- Born: October 20, 1898 Onoghia, Martvili Municipality
- Died: December 6, 1993 (aged 95)
- Citizenship: Russian Empire → Democratic Republic of Georgia → USSR
- Education: Tbilisi State University Istanbul University
- Alma mater: Tbilisi State University
- Awards: Order of the Red Banner of Labour Order of Lenin
- Scientific career
- Fields: Turkology
- Institutions: Tbilisi State University

= Sergi Jikia =

Georgian orientalist

Sergi Jikia (სერგი ჯიქია; October 20, 1898 ― December 6, 1993) was a Georgian historian and orientalist, founder of the Turkology in Georgia.

==Biography==
Sergi jikia was born in the village of Onoghia (ონოღია; now Martvili Municipality). In 1906 he enrolled at the parish school of Onoghia. In 1913 he continued his study at the Tbilisi Theological School, where he admitted in the third class. After completing the four classes of the school, he went to the Theological Seminary (from 1917 Tiflis 8th Gymnasium for Boys), which he graduated from in 1919.

Upon finishing the gymnasium with honours, he enrolled at the faculty of philosophy of Tiflis State University, first at the department of history and a year later at the department of linguistics. In 1923 he was elected a member of the Georgian society of linguistics. In 1924 he graduated from Tiflis State University.

From 1927 to 1929 Sergi Jikia was sent to the Istanbul University to learn the Turkish language and literature. He worked on the Turkish language and historical sources in the archives in Istanbul. In 1929-1932 he was a postgraduate student at the Nikolai Marr Institute of the Academy of Sciences of the USSR. In 1930-1936 Sergi Jikia worked as an assistant professor at the Leningrad University, where he was awarded with the honorary title. From 1934 to 1936 he was a senior research fellow at the N. Marr Institute.

From 1936 to 1945 Sergi Jikia was a head of the department of oriental languages at Tbilisi State University. In 1936-1960 he worked at the institute of linguistics of the Georgian Academy of Sciences. From 1945 to 1952 he was a dean of the faculty of oriental studies at Tbilisi State University. In 1945-1973 he was a head of the department of Turkish university in Tbilisi.

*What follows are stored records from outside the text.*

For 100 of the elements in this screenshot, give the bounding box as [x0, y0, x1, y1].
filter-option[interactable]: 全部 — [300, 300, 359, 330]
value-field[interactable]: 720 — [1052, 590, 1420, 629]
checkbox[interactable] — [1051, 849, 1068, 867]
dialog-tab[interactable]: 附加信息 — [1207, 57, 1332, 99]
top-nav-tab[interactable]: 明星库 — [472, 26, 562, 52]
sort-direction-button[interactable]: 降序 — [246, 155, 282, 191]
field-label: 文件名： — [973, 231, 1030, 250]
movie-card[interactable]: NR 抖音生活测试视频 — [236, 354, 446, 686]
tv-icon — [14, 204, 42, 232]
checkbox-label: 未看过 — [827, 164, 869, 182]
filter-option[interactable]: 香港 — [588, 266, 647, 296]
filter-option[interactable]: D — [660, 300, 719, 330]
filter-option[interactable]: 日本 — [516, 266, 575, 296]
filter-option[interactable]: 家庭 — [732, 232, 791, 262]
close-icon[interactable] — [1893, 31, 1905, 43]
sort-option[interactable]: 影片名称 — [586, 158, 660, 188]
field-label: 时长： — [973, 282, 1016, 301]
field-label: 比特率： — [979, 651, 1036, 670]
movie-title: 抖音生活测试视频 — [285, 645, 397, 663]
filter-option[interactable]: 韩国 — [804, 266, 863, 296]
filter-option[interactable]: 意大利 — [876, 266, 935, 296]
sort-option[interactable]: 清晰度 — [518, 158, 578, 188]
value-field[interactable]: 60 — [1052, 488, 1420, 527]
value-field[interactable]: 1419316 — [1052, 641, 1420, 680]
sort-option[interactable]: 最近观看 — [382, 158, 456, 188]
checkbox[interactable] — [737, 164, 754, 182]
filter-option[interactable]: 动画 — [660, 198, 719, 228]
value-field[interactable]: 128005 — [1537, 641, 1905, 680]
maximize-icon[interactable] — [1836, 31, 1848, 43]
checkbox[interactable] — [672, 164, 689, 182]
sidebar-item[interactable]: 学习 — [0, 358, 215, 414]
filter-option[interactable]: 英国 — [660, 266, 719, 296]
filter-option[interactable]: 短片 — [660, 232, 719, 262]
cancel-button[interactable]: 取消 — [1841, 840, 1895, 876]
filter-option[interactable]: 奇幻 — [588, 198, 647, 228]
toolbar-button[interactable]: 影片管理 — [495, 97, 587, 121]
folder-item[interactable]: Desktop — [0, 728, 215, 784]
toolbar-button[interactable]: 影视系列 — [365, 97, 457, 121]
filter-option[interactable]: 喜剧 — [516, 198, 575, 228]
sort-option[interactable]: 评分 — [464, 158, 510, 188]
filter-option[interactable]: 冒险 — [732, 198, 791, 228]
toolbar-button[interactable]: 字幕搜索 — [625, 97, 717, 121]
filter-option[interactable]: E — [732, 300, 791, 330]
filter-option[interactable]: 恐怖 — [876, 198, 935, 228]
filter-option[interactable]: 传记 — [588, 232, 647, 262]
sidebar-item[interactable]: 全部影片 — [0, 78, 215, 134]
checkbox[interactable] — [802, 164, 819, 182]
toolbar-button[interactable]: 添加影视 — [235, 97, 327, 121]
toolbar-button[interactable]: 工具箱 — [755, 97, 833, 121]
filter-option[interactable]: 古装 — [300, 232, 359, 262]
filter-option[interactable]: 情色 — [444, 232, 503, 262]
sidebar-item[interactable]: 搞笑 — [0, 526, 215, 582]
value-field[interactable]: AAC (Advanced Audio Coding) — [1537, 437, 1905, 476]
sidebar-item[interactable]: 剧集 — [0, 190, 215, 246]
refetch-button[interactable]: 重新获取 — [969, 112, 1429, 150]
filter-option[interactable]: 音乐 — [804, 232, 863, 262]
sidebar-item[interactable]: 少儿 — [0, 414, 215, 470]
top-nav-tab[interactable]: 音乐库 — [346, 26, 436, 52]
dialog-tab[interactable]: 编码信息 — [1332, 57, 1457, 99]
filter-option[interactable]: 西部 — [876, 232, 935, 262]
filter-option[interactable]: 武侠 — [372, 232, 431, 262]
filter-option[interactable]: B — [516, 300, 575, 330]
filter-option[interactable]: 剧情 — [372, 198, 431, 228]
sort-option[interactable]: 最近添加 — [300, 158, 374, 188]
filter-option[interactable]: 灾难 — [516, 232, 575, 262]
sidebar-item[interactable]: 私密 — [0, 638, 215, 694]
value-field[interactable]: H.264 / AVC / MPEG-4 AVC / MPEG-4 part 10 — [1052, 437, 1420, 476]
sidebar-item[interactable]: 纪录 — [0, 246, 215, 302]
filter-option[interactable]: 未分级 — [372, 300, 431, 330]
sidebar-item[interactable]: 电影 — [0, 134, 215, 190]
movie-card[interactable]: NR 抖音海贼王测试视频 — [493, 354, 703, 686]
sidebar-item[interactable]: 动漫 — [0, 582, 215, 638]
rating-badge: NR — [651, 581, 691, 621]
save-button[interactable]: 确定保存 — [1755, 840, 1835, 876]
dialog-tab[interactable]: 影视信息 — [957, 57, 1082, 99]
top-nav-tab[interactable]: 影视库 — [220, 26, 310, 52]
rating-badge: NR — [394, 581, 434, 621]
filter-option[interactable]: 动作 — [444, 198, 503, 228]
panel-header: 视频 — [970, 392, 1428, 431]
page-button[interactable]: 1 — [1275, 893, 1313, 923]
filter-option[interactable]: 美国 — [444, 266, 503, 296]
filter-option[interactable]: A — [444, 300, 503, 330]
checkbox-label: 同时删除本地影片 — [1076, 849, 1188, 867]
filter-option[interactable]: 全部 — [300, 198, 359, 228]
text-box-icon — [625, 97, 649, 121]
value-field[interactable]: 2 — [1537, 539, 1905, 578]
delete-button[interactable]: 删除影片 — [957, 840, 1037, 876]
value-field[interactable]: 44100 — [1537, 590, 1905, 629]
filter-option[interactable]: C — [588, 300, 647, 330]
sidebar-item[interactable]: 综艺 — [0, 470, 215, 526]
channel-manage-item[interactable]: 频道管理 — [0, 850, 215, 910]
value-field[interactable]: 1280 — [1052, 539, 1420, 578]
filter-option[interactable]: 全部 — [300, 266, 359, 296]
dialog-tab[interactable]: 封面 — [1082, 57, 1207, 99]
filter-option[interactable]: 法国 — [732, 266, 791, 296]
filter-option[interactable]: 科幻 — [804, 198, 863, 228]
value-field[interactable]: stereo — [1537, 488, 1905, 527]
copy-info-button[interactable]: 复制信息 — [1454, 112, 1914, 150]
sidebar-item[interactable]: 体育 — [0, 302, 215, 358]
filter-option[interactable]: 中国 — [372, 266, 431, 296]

In 1959, Sergi Jikia was invited by the Polish Academy of Sciences and the University of Warsaw to Poland with academician Giorgi Tsereteli to give lectures. From 1960 until his death, he was a head of the department of turkology at the Institute of Oriental Studies at the Academy of Sciences of the Georgian SSR.

==Contributions==
Sergi Jikia has worked on Turkish philology, dialectology of Turkish languages, Turkish language history, Turkish historical sources, Turkish-Georgian relations, and Eastern Anatolian and Azerbaijani dialects of Turkish. He studied Georgian, Megrelian and Laz texts in Evliya Çelebi's Seyahatnâme. He published Defter-i Mufassal-i Vilayet-i Georgia, dated 1595, with the original text, Georgian translation, analysis and explanations as The Great Book of the Tbilisi Vilayet. He also studied Laz-Turkish relations. Jikia prepared Georgian-Turkish dictionaries Azerbaijan compiling Georgian textbooks for schools in Turkey. Jikia is the author of Turkish reading passages published in Georgia and Saint Petersburg.

==Awards and honours==
Sergi Jikia was awarded the medal for valiant labour in the great patriotic war 1941-1945 and the degree of a candidate of philological sciences in 1946. In 1956 he received the degree of a doctor of philological sciences and next year he became a professor. In 1961, Sergi Jikia was awarded the title of an honored person of the Georgian SSR. He was awarded a medal for labor bravery in 1961.

==Legacy==
A street in Tbilisi is named after Sergi Jikia. The book "Founder of Georgian Turkology: Sergi Jikia" about the life of Sergi Jikia was written by Ia Duduchava and translated into Turkish by Ilyas Ustunyer.

==Works==
- Sergi Jikia, Nodar Shengelia; "The Great Book of the Tbilisi Vilayet of 1728".

==Bibliography==
- Jangidze V., Georgian Soviet Encyclopedia, Vol. 11, Tbilisi, 1987. - p. 568.